Security

There's a saying a good admin has to be something of a paranoid freak. So here is my little rant for telling you not to follow the man giving away sweets.

Password and user accounts

When you subscribe, you'll get passwords for whatever services you asked for. Those password are generated with security in mind and I won't replace them for anything like "letmein". You can try to memorize them but don't force yourself to, remember a good password is a password you don't ask your admin to change every week. The best solution to store passwords is an encrypted file but let's face it, I don't expect anyone to do that. Writing it down is an okay solution as long as your trust the people around you. Or you can store it on a thumbkey. It's your own security I'm talking about so choose whatever suits you the best. Just remember, you're responsible for whatever happens with your account.

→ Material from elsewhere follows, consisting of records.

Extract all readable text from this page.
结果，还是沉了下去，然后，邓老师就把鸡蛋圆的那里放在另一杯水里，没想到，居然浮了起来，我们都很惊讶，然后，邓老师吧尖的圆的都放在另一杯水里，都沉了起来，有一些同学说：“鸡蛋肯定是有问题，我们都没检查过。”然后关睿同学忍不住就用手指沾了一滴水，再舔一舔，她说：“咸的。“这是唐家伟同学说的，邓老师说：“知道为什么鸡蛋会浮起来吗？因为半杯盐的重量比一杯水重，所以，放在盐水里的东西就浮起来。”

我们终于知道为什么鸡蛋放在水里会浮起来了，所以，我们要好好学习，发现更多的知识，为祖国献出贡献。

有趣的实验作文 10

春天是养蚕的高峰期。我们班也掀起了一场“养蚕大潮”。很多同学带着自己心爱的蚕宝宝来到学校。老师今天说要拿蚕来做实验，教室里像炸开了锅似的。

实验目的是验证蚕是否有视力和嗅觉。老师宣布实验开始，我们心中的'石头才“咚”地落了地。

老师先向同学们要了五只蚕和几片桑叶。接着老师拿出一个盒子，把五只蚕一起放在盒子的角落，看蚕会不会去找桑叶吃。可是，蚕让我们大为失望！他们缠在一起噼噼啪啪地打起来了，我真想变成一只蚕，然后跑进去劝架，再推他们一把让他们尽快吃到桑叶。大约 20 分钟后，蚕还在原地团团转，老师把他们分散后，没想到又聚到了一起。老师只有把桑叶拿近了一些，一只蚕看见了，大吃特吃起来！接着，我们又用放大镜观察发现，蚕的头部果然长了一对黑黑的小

Regarding that, don't give your password to anyone. You want a friend to help you? That's fine, ask me and I'll provide him with it's own login. This way I can tell exactly who did what, and you won't have to change your own password if you change your mind on this friend of yours.

Encrypted communications (SSL/TLS)

Most of the services are provided with encryption capabilities. Of course, you will have to buy your own certificate if you want anything signed with your own domain name. Our HTTP server is SNI-enabled, thus capable of serving multiple HTTPS certificates, but you have to accept the drawback of incompatibility with old HTTP clients, most notably any Internet Explorer on Windows XP or Android 2.x phones.

Anti-virus, emails and TLS upgrading

Some anti-virus like Avast have a very stupid way to filter emails, which conflict with TLS connection upgrading. Keep that in mind if you can't get encryption to work. A sure way to tell if you're affected is to force TLS upgrading and see what happens. The solution is either to turn off email filtering or to use the SSL-dedicated ports (respectively, IMAPS/993 or POP3S/995). Your choice.

Digital signatures, end-to-end encryption (OpenPGP)

I have an OpenPGP key (ID E5654709) and actively use it to digitally sign my emails and Jabber messages. I'm not going to waste my time on a paranoid rant like "If it's not signed, IT DID NOT COME FROM ME", but keep in mind this signature is the closest thing you'll ever get from an absolute proof I was the one who sent this message. Consider it like a token of good will.